While I am not a cat person, I am even less a dead-body person. But it’s not like I hadn’t ever been to a funeral before. I could handle seeing dead people. I didn’t much like touching them, but in order to get the kitten out from under his arm, and maybe then to a shelter, or at least away from the dead jerk, I had to move the dead arm.
I took a deeper breath and bent down. I plucked at the dead jerk’s sleeve and tried lifting the arm, which was heavier than I’d expected. Deadweight. Ha.
Not funny.
I couldn’t get good enough leverage, so I took hold of the jerk’s wrist.
Warm wrist. Supple wrist. Alive wrist.
Quite clearly alive, or at least I sure as hell hoped so, because he moaned.
The kitten mewed and I yelped, which, I suppose, was better than the scream I’d felt like belting out.
Hells. Double hells. A dying person was a lot more of a problem than a dead one. I glanced back down the beach. A wall of gray rain blocked my view. I looked up the shore, and got the same—rain.
I wiped my face with the hand that hadn’t touched the not-dead guy and bent over again to get a closer look.

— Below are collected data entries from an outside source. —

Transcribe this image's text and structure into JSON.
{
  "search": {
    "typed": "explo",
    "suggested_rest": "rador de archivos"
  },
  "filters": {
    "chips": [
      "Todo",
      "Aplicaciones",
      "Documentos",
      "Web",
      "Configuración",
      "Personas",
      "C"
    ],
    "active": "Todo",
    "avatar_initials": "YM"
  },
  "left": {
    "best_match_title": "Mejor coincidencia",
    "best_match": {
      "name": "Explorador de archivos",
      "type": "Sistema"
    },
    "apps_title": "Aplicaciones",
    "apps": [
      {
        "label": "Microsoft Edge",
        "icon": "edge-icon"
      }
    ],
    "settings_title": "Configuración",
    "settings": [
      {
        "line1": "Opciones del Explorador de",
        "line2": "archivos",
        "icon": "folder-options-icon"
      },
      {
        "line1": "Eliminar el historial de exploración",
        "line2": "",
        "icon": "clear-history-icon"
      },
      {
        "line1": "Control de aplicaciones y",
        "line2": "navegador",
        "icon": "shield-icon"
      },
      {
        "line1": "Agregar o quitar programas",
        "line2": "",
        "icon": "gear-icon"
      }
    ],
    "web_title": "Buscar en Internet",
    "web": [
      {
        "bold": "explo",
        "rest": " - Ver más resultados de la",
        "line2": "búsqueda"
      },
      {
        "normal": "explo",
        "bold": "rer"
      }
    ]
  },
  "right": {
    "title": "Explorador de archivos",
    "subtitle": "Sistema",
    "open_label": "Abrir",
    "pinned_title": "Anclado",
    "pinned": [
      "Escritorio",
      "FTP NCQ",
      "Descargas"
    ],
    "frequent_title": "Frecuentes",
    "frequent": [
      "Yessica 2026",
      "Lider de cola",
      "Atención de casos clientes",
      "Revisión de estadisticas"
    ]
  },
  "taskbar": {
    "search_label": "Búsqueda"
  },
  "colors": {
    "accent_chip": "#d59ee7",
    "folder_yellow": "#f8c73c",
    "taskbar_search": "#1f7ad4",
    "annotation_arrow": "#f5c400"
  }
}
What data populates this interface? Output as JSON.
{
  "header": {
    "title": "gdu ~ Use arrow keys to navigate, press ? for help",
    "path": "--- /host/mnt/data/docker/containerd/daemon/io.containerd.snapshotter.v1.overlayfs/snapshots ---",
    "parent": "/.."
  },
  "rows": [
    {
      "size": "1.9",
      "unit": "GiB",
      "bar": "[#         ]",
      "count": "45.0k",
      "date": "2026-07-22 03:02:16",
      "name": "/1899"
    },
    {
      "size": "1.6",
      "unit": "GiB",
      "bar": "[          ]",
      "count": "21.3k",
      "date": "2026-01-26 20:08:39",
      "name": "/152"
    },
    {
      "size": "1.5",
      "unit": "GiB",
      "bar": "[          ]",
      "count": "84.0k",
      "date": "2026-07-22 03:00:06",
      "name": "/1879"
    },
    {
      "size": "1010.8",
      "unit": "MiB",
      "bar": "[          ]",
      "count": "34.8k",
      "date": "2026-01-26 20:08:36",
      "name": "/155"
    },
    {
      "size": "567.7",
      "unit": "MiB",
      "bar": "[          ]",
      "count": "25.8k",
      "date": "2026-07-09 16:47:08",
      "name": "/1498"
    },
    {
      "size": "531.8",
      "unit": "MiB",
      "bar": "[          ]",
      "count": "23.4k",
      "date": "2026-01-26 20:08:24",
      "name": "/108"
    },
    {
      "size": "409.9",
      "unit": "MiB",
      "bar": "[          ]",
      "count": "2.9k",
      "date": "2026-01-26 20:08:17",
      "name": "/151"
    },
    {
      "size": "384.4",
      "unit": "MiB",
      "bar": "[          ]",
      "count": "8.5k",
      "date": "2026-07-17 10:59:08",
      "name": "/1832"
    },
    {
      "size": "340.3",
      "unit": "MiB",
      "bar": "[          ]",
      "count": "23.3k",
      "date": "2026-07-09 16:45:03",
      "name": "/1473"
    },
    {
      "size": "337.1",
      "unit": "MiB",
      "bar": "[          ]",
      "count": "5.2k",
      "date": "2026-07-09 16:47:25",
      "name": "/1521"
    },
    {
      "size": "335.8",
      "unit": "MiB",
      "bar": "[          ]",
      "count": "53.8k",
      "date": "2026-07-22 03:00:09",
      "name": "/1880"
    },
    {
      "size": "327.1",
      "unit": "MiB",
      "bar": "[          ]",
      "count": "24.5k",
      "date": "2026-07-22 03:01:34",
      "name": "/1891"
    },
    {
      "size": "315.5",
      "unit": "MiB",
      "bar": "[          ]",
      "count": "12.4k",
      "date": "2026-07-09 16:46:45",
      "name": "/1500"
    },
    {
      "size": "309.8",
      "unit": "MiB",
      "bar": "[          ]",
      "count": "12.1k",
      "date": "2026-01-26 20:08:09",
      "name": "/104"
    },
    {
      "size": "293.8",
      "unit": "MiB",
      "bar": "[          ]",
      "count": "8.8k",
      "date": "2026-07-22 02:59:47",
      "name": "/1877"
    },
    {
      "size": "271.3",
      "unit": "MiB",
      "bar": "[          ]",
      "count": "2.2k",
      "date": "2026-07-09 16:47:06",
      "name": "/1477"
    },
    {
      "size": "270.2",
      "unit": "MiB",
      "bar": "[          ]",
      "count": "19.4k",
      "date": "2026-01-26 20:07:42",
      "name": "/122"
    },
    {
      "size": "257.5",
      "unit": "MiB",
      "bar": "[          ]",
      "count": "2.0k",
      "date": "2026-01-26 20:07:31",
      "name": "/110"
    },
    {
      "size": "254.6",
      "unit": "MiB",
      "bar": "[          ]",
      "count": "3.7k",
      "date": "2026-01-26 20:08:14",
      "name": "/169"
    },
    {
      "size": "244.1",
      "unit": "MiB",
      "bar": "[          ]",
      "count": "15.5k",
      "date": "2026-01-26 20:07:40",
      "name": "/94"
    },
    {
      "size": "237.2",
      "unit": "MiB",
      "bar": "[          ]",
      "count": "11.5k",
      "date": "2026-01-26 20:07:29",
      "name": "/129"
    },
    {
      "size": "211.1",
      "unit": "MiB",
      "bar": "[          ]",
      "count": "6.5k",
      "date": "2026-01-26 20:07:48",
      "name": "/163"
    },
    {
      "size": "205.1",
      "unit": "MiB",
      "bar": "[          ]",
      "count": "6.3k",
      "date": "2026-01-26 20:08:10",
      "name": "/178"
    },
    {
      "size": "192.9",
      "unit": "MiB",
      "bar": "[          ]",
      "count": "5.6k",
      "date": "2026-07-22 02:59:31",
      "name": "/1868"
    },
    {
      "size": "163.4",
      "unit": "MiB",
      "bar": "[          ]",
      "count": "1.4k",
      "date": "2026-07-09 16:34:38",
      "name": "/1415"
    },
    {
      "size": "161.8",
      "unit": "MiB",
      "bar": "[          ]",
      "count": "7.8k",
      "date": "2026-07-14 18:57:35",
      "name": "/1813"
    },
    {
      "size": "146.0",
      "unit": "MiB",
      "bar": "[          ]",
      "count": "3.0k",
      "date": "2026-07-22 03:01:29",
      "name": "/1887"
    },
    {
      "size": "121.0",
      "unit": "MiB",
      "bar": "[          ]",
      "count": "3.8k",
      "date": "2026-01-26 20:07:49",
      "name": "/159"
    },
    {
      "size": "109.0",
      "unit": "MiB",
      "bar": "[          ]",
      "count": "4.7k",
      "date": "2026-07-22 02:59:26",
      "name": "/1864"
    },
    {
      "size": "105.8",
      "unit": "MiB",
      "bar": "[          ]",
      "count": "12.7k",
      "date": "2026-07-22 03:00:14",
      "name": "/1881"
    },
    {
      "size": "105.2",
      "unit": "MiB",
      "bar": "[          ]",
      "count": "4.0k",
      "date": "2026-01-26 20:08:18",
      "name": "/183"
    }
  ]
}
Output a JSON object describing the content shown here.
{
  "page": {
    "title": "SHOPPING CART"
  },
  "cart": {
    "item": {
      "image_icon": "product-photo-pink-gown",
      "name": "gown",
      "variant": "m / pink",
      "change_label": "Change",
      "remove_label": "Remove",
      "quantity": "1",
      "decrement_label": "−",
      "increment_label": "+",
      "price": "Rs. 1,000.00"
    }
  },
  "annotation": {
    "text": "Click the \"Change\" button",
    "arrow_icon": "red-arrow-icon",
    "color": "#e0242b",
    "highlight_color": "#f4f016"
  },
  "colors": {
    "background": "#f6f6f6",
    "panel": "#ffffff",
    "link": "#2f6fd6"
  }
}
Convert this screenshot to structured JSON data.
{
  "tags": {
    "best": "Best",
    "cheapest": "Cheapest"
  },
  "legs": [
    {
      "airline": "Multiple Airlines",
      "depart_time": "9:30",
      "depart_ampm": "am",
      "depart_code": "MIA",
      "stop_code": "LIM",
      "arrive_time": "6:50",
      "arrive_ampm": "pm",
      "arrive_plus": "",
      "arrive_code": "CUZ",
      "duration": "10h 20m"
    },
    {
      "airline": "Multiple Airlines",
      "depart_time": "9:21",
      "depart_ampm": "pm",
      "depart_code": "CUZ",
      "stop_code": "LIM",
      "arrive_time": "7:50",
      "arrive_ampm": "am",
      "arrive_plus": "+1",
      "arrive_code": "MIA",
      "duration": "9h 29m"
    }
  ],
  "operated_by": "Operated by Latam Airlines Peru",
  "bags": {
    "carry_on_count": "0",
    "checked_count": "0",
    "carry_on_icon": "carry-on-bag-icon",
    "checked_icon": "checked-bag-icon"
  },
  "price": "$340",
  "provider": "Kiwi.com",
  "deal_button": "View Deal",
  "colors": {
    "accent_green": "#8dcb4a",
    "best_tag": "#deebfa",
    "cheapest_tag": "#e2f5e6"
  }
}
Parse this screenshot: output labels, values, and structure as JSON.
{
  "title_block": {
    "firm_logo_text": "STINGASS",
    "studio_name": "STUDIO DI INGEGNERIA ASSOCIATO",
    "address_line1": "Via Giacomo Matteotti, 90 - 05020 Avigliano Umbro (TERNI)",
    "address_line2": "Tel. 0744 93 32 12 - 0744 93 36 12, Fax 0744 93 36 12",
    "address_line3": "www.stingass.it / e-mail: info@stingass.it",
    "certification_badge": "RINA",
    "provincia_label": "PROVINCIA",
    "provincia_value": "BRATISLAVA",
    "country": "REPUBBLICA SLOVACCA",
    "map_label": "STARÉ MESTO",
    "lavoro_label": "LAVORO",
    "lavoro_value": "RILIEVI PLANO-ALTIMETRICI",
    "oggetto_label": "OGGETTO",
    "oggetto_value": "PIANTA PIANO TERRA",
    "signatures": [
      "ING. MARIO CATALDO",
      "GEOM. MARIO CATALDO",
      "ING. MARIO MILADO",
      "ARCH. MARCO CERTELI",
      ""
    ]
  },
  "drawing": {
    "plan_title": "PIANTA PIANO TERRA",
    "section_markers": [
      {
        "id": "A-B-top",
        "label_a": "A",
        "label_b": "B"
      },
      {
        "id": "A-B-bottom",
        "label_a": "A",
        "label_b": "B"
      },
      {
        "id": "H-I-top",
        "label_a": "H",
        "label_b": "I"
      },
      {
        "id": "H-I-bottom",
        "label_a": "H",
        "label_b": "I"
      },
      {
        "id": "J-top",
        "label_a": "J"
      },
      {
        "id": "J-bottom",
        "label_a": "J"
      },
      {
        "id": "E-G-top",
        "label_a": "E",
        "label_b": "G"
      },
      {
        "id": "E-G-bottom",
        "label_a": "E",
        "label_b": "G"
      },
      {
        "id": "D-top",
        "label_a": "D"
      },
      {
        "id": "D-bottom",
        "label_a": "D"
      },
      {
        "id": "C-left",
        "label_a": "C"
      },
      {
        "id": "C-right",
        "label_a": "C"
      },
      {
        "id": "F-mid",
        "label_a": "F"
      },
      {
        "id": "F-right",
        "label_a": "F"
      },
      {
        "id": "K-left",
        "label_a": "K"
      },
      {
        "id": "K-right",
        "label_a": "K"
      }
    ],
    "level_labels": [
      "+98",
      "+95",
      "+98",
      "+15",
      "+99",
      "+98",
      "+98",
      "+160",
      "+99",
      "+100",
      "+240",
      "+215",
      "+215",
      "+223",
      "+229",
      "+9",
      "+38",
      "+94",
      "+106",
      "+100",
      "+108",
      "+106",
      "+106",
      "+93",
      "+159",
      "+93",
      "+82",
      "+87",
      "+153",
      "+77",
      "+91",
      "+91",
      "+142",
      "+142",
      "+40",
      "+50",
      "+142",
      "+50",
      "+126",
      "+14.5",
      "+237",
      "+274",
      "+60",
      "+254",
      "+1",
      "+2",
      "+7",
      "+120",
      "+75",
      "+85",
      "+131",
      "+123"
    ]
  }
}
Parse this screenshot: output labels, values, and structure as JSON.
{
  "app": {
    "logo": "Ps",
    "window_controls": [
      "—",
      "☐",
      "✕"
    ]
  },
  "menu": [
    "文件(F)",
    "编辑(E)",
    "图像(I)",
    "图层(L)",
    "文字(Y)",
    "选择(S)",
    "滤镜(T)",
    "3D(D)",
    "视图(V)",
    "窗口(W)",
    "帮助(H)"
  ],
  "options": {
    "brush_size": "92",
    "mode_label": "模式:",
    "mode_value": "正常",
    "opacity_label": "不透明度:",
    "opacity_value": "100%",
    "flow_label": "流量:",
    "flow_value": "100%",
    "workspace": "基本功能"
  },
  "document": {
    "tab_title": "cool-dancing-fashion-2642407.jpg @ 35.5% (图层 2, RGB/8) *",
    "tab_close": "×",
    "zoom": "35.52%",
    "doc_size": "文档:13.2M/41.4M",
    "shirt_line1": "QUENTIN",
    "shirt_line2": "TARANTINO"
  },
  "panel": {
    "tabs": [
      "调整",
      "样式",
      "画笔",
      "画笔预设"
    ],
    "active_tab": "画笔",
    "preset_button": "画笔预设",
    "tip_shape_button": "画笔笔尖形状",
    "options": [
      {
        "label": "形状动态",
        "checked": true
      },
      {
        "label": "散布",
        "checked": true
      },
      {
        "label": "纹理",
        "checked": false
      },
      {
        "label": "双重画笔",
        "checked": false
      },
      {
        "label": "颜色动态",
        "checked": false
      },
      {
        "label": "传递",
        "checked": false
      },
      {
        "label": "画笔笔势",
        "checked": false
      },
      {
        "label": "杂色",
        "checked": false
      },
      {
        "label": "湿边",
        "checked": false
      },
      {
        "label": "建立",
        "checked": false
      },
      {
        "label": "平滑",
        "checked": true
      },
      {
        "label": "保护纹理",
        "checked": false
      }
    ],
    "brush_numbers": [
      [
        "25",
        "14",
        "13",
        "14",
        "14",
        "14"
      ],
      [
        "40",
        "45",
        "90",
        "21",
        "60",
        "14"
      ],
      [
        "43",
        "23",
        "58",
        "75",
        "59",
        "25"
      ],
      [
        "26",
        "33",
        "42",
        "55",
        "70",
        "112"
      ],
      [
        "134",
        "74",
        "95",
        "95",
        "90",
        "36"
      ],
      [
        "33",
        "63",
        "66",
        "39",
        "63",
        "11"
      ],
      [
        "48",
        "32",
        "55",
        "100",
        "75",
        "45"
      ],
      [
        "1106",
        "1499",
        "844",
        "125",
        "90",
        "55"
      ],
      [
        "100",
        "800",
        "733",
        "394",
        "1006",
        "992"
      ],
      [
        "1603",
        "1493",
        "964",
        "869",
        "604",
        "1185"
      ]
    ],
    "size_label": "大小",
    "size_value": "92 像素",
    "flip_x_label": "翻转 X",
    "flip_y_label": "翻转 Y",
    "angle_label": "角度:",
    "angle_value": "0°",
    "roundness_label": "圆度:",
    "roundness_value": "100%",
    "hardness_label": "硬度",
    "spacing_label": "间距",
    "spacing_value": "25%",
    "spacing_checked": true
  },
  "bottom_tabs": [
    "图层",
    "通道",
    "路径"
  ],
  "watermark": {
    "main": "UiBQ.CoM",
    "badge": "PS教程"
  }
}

He was lying on his stomach and just half of his face was visible. He looked younger than me, and had narrow features leaning toward delicate. He reminded me of a boy who played violin down the street from me when I was ten. His skin was the color of fog and rain, and his lips were blue. Not dead yet, but not much alive either, I decided.
Thinking about back and neck injuries, and the inadvisability of moving someone who was hurt, I gently pushed him over onto his back anyway.
Thin. Malnourished, and bleeding from somewhere under his shirt.
I tugged his sweatshirt up, and hissed at the gash in his chest.
Someone had gone all stab-happy on him, and recently. The wound oozed a little, but wasn’t gushing, which didn’t make sense until I placed my finger at the edge of one of the puncture marks.